Some might have found that credible. But, after a generation of remorseless Washington scandals—from Clinton’s to Trump’s—it’s not obvious this approach would have been shrewd from the narrow perspective of maximizing Kavanaugh’s chances of victory.

It’s also possible Kavanaugh wasn’t the only person in the Senate hearing room last week who would not wish to be judged by the literal truth of every word spoken.

I have no idea how Ford’s allegation was first leaked to the media, but I wonder whether Sen. Dianne Feinstein (D-Calif.) was speaking the absolute literal truth when she said neither she nor her staff have any idea, either.

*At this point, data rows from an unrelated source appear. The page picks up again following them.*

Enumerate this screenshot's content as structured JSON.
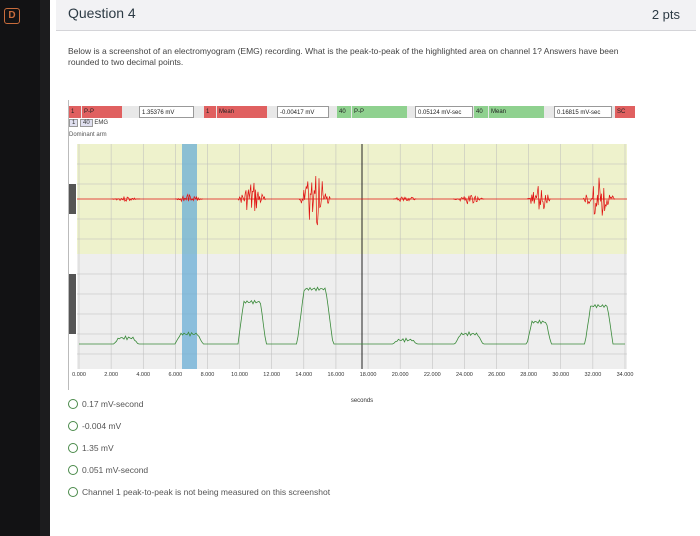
{
  "question": {
    "title": "Question 4",
    "points": "2 pts",
    "text": "Below is a screenshot of an electromyogram (EMG) recording. What is the peak-to-peak of the highlighted area on channel 1? Answers have been rounded to two decimal points."
  },
  "toolbar": {
    "ch1_btn": "1",
    "ch1_measure": "P-P",
    "ch1_value": "1.35376 mV",
    "ch2_btn": "1",
    "ch2_measure": "Mean",
    "ch2_value": "-0.00417 mV",
    "ch3_btn": "40",
    "ch3_measure": "P-P",
    "ch3_value": "0.05124 mV-sec",
    "ch4_btn": "40",
    "ch4_measure": "Mean",
    "ch4_value": "0.16815 mV-sec",
    "sc_label": "SC"
  },
  "channel_row": {
    "num": "1",
    "num2": "40",
    "label": "EMG"
  },
  "dominant_label": "Dominant arm",
  "x_axis": {
    "ticks": [
      "0.000",
      "2.000",
      "4.000",
      "6.000",
      "8.000",
      "10.000",
      "12.000",
      "14.000",
      "16.000",
      "18.000",
      "20.000",
      "22.000",
      "24.000",
      "26.000",
      "28.000",
      "30.000",
      "32.000",
      "34.000"
    ],
    "unit": "seconds"
  },
  "answers": [
    "0.17 mV-second",
    "-0.004 mV",
    "1.35 mV",
    "0.051 mV-second",
    "Channel 1 peak-to-peak is not being measured on this screenshot"
  ],
  "colors": {
    "upper_bg": "#eef2cc",
    "lower_bg": "#eeeeee",
    "highlight": "#6aaed6",
    "emg_red": "#e01010",
    "integrated": "#3a8a3a",
    "accent": "#c86c3c"
  },
  "icons": {
    "tab": "d-icon"
  }
}
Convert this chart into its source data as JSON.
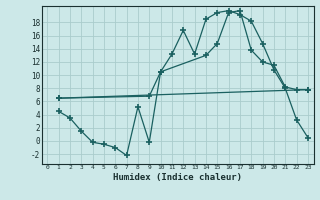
{
  "xlabel": "Humidex (Indice chaleur)",
  "bg_color": "#cce8e8",
  "grid_color": "#aacccc",
  "line_color": "#1a6060",
  "xlim": [
    -0.5,
    23.5
  ],
  "ylim": [
    -3.5,
    20.5
  ],
  "xticks": [
    0,
    1,
    2,
    3,
    4,
    5,
    6,
    7,
    8,
    9,
    10,
    11,
    12,
    13,
    14,
    15,
    16,
    17,
    18,
    19,
    20,
    21,
    22,
    23
  ],
  "yticks": [
    -2,
    0,
    2,
    4,
    6,
    8,
    10,
    12,
    14,
    16,
    18
  ],
  "line1_x": [
    1,
    2,
    3,
    4,
    5,
    6,
    7,
    8,
    9,
    10,
    11,
    12,
    13,
    14,
    15,
    16,
    17,
    18,
    19,
    20,
    21,
    22,
    23
  ],
  "line1_y": [
    4.5,
    3.5,
    1.5,
    -0.2,
    -0.5,
    -1.0,
    -2.2,
    5.2,
    -0.2,
    10.5,
    13.2,
    16.8,
    13.2,
    18.5,
    19.5,
    19.8,
    19.2,
    18.2,
    14.8,
    10.8,
    8.0,
    3.2,
    0.5
  ],
  "line2_x": [
    1,
    23
  ],
  "line2_y": [
    6.5,
    7.8
  ],
  "line3_x": [
    1,
    9,
    10,
    14,
    15,
    16,
    17,
    18,
    19,
    20,
    21,
    22,
    23
  ],
  "line3_y": [
    6.5,
    6.8,
    10.5,
    13.0,
    14.8,
    19.5,
    19.8,
    13.8,
    12.0,
    11.5,
    8.2,
    7.8,
    7.8
  ]
}
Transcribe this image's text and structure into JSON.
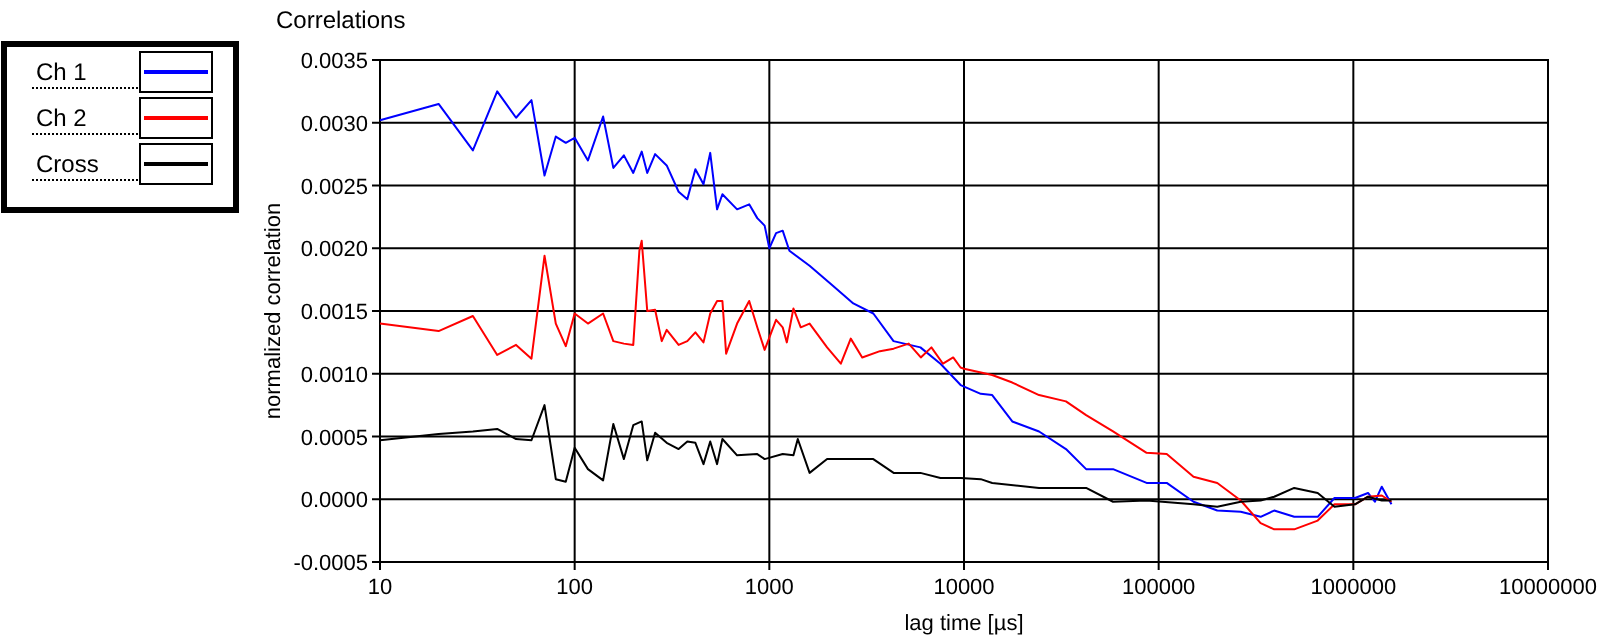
{
  "chart_data": {
    "type": "line",
    "title": "Correlations",
    "xlabel": "lag time [µs]",
    "ylabel": "normalized correlation",
    "log": "x",
    "grid": true,
    "legend": "top left",
    "line_style": "solid",
    "marker": "none",
    "xlim": [
      10,
      10000000
    ],
    "xticks": [
      10,
      100,
      1000,
      10000,
      100000,
      1000000,
      10000000
    ],
    "ylim": [
      -0.0005,
      0.0035
    ],
    "yticks": [
      -0.0005,
      {
        "value": 0,
        "label": "0.0000"
      },
      0.0005,
      {
        "value": 0.001,
        "label": "0.0010"
      },
      0.0015,
      {
        "value": 0.002,
        "label": "0.0020"
      },
      0.0025,
      {
        "value": 0.003,
        "label": "0.0030"
      },
      0.0035
    ],
    "series": [
      {
        "name": "Ch 1",
        "color": "#0000ff",
        "x": [
          10,
          20,
          30,
          40,
          50,
          60,
          70,
          80,
          90,
          100,
          117,
          140,
          158,
          179,
          200,
          221,
          236,
          259,
          297,
          342,
          379,
          417,
          459,
          497,
          539,
          574,
          683,
          788,
          867,
          946,
          1000,
          1083,
          1171,
          1268,
          1610,
          2128,
          2700,
          3422,
          4345,
          5970,
          7570,
          9610,
          12190,
          13960,
          17700,
          24300,
          33400,
          42400,
          58300,
          86700,
          110000,
          151000,
          200000,
          264000,
          334000,
          392000,
          497000,
          656000,
          800000,
          1020000,
          1190000,
          1290000,
          1400000,
          1570000
        ],
        "values": [
          0.00302,
          0.00315,
          0.00278,
          0.00325,
          0.00304,
          0.00318,
          0.00258,
          0.00289,
          0.00284,
          0.00288,
          0.0027,
          0.00305,
          0.00264,
          0.00274,
          0.0026,
          0.00277,
          0.0026,
          0.00275,
          0.00266,
          0.00245,
          0.00239,
          0.00263,
          0.00251,
          0.00276,
          0.00231,
          0.00243,
          0.00231,
          0.00235,
          0.00224,
          0.00218,
          0.002,
          0.00212,
          0.00214,
          0.00198,
          0.00186,
          0.0017,
          0.00156,
          0.00148,
          0.00126,
          0.00121,
          0.00108,
          0.00091,
          0.00084,
          0.00083,
          0.00062,
          0.00054,
          0.0004,
          0.00024,
          0.00024,
          0.00013,
          0.00013,
          -2e-05,
          -9e-05,
          -0.0001,
          -0.00014,
          -9e-05,
          -0.00014,
          -0.00014,
          1e-05,
          1e-05,
          5e-05,
          -2e-05,
          0.0001,
          -4e-05
        ]
      },
      {
        "name": "Ch 2",
        "color": "#ff0000",
        "x": [
          10,
          20,
          30,
          40,
          50,
          60,
          70,
          80,
          90,
          100,
          117,
          140,
          158,
          179,
          200,
          215,
          221,
          236,
          259,
          280,
          297,
          342,
          379,
          417,
          459,
          497,
          539,
          574,
          600,
          683,
          788,
          867,
          946,
          1083,
          1171,
          1230,
          1330,
          1450,
          1610,
          1980,
          2330,
          2620,
          3000,
          3700,
          4350,
          5200,
          6000,
          6800,
          7800,
          8800,
          9600,
          10000,
          13960,
          17700,
          24300,
          33400,
          42400,
          58300,
          86700,
          110000,
          151000,
          200000,
          264000,
          334000,
          392000,
          497000,
          656000,
          800000,
          1020000,
          1190000,
          1400000,
          1570000
        ],
        "values": [
          0.0014,
          0.00134,
          0.00146,
          0.00115,
          0.00123,
          0.00112,
          0.00194,
          0.0014,
          0.00122,
          0.00148,
          0.0014,
          0.00148,
          0.00126,
          0.00124,
          0.00123,
          0.00198,
          0.00206,
          0.0015,
          0.00151,
          0.00126,
          0.00135,
          0.00123,
          0.00126,
          0.00133,
          0.00125,
          0.00148,
          0.00158,
          0.00158,
          0.00116,
          0.0014,
          0.00158,
          0.00137,
          0.00119,
          0.00143,
          0.00137,
          0.00125,
          0.00152,
          0.00137,
          0.0014,
          0.00121,
          0.00108,
          0.00128,
          0.00113,
          0.00118,
          0.0012,
          0.00124,
          0.00113,
          0.00121,
          0.00108,
          0.00113,
          0.00105,
          0.00104,
          0.00099,
          0.00093,
          0.00083,
          0.00078,
          0.00067,
          0.00054,
          0.00037,
          0.00036,
          0.00018,
          0.00013,
          -1e-05,
          -0.00019,
          -0.00024,
          -0.00024,
          -0.00017,
          -4e-05,
          -4e-05,
          2e-05,
          3e-05,
          -2e-05
        ]
      },
      {
        "name": "Cross",
        "color": "#000000",
        "x": [
          10,
          20,
          30,
          40,
          50,
          60,
          70,
          80,
          90,
          100,
          117,
          140,
          158,
          179,
          200,
          221,
          236,
          259,
          297,
          342,
          379,
          417,
          459,
          497,
          539,
          574,
          683,
          867,
          946,
          1171,
          1330,
          1400,
          1610,
          1980,
          2620,
          3420,
          4350,
          5970,
          7570,
          9610,
          12190,
          13960,
          24300,
          42400,
          58300,
          86700,
          151000,
          200000,
          264000,
          334000,
          392000,
          497000,
          656000,
          800000,
          1020000,
          1190000,
          1400000,
          1570000
        ],
        "values": [
          0.00047,
          0.00052,
          0.00054,
          0.00056,
          0.00048,
          0.00047,
          0.00075,
          0.00016,
          0.00014,
          0.00041,
          0.00024,
          0.00015,
          0.0006,
          0.00032,
          0.00059,
          0.00062,
          0.00031,
          0.00053,
          0.00045,
          0.0004,
          0.00046,
          0.00045,
          0.00028,
          0.00046,
          0.00028,
          0.00048,
          0.00035,
          0.00036,
          0.00032,
          0.00036,
          0.00035,
          0.00048,
          0.00021,
          0.00032,
          0.00032,
          0.00032,
          0.00021,
          0.00021,
          0.00017,
          0.00017,
          0.00016,
          0.00013,
          9e-05,
          9e-05,
          -2e-05,
          -1e-05,
          -4e-05,
          -6e-05,
          -2e-05,
          -1e-05,
          2e-05,
          9e-05,
          5e-05,
          -6e-05,
          -4e-05,
          2e-05,
          -1e-05,
          -1e-05
        ]
      }
    ]
  }
}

I wonder also if Graham, fresh off his angry sermon about partisanship, would be ready to swear under oath that he would have no problem elevating a Democratic nominee to the Supreme Court who had denounced Republicans with the same vitriol that Kavanaugh aimed at Democrats.

Back in 1998, when prosecutors were drilling Clinton with questions about his affair, he uttered a line so classic that it later earned a spot in Bartlett’s Familiar Quotations: “It depends on what the meaning of ‘is’ is.”

To Clinton foes—no doubt to a younger Kavanaugh—it seemed the perfect example of the president’s smarmy evasions and moral relativism.

To me, in retrospect, it seemed Clinton was illuminating something authentic about his worldview. Only small questions—Do you live on Elm Street or Maple Avenue? Were you present at the party or not?—lend themselves to literal truth. Most large truths live in a realm of contingency: Clinton’s truths depended on context, on personal perspective, on who is asking and why.

It would be interesting to get Brett Kavanaugh’s perspective—under oath, ideally—if anything in his last two weeks has given him fresh sympathy for Bill Clinton.